Gleichwohl verneint das Landgericht - dem Sachverständigen folgend - eine hinreichende Gewissheit, "dass aufgrund des zur Schuldunfähigkeit führenden Zustandes des Beschuldigten eine bestimmte oder doch gewisse, über eine bloße Möglichkeit hinausgehende Wahrscheinlichkeit für die Begehung weiterer erheblicher rechtswidriger Taten bestehe und er deshalb für die Allgemeinheit gefährlich sei" (UA S. 23). Entsprechend den Hinweisen des Senats in seinem Aufhebungsbeschluss vom 14. April 2010 stellt die Schwurgerichtskammer dabei zum einen darauf ab, dass die Anlasstat in einer von dem Beschuldigten subjektiv als äußerst bedrohlich empfundenen Ausnahmesituation begangen wurde; dass sich eine derartige Ausnahmesituation wiederholen könnte, schätzt die Schwurgerichtskammer als äußerst fernliegend ein. In ihre Würdigung bezieht sie zum anderen das Verhalten des Beschuldigten seit dem Jahr 2002 ein, dem sie keine Hinweise auf eine Gefährlichkeit zu entnehmen vermag. Seitdem er durch die Institutsambulanz medizinisch betreut wird, hatte der Beschuldigte keine Störungen des Rechtsfriedens mehr verursacht. In den vergangenen Jahren hatte er durchgängig eine gute "Medikamenten-Compliance" gezeigt; es ist deshalb nicht damit zu rechnen, dass er seine Medikamente in Zukunft eigenmächtig absetzen könnte. Akute Krankheitsschübe sind daher nicht zu erwarten. Schließlich berücksichtigt die Schwurgerichtskammer, dass selbst die in den Jahren vor 2002 aufgetretenen Krankheitsschübe nicht zu solch schweren Störungen des Rechtsfriedens geführt haben, die den mit einer Unterbringung in einem psychiatrischen Krankenhaus verbundenen schwerwiegenden Eingriff hätten rechtfertigen können.

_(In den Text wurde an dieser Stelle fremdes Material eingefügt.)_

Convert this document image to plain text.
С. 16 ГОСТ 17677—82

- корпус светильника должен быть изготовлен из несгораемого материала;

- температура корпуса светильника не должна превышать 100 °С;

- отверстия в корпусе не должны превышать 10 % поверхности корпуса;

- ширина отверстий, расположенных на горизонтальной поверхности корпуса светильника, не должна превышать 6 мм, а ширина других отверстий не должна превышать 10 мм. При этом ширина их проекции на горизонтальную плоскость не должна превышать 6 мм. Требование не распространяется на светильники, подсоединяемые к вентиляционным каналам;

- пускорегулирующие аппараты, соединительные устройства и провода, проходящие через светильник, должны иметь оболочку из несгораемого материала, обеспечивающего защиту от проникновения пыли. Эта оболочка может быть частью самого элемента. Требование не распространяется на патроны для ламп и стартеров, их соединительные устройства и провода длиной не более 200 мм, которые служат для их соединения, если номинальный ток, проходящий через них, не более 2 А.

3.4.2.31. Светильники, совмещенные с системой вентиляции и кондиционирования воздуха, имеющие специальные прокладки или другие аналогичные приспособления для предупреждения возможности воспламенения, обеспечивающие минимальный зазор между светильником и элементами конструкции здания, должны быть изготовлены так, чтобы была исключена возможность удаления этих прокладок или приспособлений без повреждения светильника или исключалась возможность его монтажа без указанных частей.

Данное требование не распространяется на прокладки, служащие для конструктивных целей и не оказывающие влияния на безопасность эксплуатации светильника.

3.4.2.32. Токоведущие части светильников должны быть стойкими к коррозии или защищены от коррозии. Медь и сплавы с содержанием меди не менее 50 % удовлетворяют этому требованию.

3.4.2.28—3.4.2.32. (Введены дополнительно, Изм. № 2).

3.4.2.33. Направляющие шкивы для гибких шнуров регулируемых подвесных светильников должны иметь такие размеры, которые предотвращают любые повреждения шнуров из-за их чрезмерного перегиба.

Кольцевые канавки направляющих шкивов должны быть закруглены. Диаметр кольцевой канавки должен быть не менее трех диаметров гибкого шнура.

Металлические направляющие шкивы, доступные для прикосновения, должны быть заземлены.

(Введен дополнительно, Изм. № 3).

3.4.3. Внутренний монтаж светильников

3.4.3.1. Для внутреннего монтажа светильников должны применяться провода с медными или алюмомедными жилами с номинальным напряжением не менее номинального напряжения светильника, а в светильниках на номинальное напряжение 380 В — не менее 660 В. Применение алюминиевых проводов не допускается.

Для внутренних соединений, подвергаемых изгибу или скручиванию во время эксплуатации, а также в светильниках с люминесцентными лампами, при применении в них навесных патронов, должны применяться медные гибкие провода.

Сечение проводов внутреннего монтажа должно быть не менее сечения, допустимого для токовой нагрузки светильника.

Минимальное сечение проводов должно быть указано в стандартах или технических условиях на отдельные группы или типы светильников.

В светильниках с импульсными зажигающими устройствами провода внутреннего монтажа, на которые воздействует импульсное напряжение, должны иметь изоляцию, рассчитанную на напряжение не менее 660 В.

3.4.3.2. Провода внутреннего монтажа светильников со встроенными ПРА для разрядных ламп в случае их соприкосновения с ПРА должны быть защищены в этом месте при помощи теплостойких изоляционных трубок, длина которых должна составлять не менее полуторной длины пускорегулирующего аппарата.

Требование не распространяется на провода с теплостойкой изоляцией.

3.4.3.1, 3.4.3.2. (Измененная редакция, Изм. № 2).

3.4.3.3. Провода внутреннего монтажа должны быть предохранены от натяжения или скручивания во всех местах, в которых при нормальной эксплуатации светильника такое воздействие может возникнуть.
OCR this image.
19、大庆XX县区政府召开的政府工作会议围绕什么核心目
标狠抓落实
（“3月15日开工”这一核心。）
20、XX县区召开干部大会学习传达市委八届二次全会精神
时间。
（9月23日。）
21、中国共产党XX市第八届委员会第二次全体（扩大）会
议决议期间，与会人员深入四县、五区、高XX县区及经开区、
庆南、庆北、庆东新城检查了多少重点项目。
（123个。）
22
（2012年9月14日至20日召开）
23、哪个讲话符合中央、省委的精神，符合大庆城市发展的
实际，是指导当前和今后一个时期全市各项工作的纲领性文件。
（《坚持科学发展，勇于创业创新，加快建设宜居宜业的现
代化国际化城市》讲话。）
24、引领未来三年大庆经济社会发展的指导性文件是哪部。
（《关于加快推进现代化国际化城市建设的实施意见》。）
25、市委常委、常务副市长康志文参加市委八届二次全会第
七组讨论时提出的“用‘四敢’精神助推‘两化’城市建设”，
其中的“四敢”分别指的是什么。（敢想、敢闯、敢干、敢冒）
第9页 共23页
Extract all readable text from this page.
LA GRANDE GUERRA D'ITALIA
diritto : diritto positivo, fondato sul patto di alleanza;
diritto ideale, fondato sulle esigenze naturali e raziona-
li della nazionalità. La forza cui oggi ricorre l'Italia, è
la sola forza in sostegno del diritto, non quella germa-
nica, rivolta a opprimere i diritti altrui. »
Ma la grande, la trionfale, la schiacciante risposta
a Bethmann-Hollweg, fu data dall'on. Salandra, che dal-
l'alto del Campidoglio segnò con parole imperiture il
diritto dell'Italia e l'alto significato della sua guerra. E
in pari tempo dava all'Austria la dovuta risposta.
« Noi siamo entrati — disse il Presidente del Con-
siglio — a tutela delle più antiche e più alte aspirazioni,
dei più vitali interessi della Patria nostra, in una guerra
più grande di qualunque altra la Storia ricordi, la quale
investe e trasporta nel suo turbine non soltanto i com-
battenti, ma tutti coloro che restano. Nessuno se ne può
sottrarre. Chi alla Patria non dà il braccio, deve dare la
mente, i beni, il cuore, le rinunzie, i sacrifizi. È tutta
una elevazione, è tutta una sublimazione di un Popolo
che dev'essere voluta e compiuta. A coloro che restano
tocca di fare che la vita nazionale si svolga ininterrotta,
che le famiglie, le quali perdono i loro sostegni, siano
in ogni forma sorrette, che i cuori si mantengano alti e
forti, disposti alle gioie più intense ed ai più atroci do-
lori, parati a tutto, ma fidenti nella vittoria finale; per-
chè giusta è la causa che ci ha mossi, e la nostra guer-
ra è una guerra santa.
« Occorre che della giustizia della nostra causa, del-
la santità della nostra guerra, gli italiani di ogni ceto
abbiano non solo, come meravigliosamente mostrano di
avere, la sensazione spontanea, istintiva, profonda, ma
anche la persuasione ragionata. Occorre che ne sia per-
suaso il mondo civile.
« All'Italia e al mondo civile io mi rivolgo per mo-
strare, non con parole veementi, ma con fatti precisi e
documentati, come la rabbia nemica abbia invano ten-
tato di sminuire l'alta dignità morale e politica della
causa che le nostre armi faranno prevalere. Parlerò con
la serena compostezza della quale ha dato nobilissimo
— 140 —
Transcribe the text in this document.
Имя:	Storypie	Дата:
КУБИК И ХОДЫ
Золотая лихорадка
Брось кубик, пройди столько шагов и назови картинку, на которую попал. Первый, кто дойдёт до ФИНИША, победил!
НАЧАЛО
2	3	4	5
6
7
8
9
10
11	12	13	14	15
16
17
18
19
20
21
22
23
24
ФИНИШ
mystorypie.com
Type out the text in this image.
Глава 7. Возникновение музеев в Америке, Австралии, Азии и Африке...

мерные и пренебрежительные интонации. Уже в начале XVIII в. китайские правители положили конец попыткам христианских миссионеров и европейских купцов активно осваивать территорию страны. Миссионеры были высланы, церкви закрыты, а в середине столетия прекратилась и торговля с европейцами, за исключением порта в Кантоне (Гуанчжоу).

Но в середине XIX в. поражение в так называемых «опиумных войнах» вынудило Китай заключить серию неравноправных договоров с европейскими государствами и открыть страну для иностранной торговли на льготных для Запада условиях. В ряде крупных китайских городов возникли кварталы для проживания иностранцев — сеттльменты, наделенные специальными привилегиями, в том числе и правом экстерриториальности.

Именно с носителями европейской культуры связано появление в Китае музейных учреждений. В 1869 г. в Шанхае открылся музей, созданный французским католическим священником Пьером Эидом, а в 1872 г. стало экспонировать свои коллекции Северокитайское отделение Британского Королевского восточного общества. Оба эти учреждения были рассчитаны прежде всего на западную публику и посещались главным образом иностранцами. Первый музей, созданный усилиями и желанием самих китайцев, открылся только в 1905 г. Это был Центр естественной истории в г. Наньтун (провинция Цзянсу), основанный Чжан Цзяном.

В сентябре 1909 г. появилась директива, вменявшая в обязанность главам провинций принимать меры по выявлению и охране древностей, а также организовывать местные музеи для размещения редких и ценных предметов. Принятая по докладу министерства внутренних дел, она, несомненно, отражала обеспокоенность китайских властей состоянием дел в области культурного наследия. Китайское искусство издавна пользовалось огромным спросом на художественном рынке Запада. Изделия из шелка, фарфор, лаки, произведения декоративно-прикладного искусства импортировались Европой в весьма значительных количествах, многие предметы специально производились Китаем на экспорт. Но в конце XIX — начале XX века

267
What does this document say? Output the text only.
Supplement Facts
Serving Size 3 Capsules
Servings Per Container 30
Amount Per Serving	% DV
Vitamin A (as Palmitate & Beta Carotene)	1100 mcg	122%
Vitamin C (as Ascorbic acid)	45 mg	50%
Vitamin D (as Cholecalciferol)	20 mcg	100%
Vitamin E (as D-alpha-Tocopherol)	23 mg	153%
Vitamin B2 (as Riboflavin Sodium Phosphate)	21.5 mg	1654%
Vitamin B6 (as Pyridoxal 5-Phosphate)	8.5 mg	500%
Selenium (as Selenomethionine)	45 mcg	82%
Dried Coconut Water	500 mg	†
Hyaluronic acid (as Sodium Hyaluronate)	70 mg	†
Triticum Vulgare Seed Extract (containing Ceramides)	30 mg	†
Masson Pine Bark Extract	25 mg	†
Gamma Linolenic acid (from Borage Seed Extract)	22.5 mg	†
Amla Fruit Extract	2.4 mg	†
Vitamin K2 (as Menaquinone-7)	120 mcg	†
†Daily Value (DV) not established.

Die Wertungen des Landgerichts sind nicht zu beanstanden: Eine allgemeine Bereitschaft des Beschuldigten zu brutalen und lebensgefährlichen Verletzungshandlungen kann aus der Tat, freilich nur angesichts der Besonderheiten der Auslösersituation, nicht hergeleitet werden; dem Verhalten des Beschuldigten ist auch eine "Neigung zu wahnhaften reaktiv bedingten Angst- und Panikzuständen", die der Generalbundesanwalt als Ausgangspunkt für die Gefährlichkeitsbeurteilung heranzieht, nicht zu entnehmen. Der Beschuldigte wurde in seiner Wohnung, mithin in seinem persönlichen Schutz- und Rückzugsraum, von einer Übermacht von Polizeikräften in einer in erheblichem Maße Angst auslösenden Weise bedrängt. Zur ursprünglichen Entstehung dieser Situation hatte der Beschuldigte nichts beigetragen; eine Konfrontation hatte er nicht gesucht, sich vielmehr bis zum Eindringen der Polizisten in seine Wohnung aus Angst gerade passiv verhalten. Auch aus seinem Verhalten während der letzten Jahre ergeben sich keinerlei Hinweise darauf, dass der Beschuldigte aufgrund seiner Krankheit dazu neigt, in soziale Konfliktsituationen hineinzugeraten und in diesen aus inadäquaten Panikreaktionen heraus Gewalthandlungen zu begehen.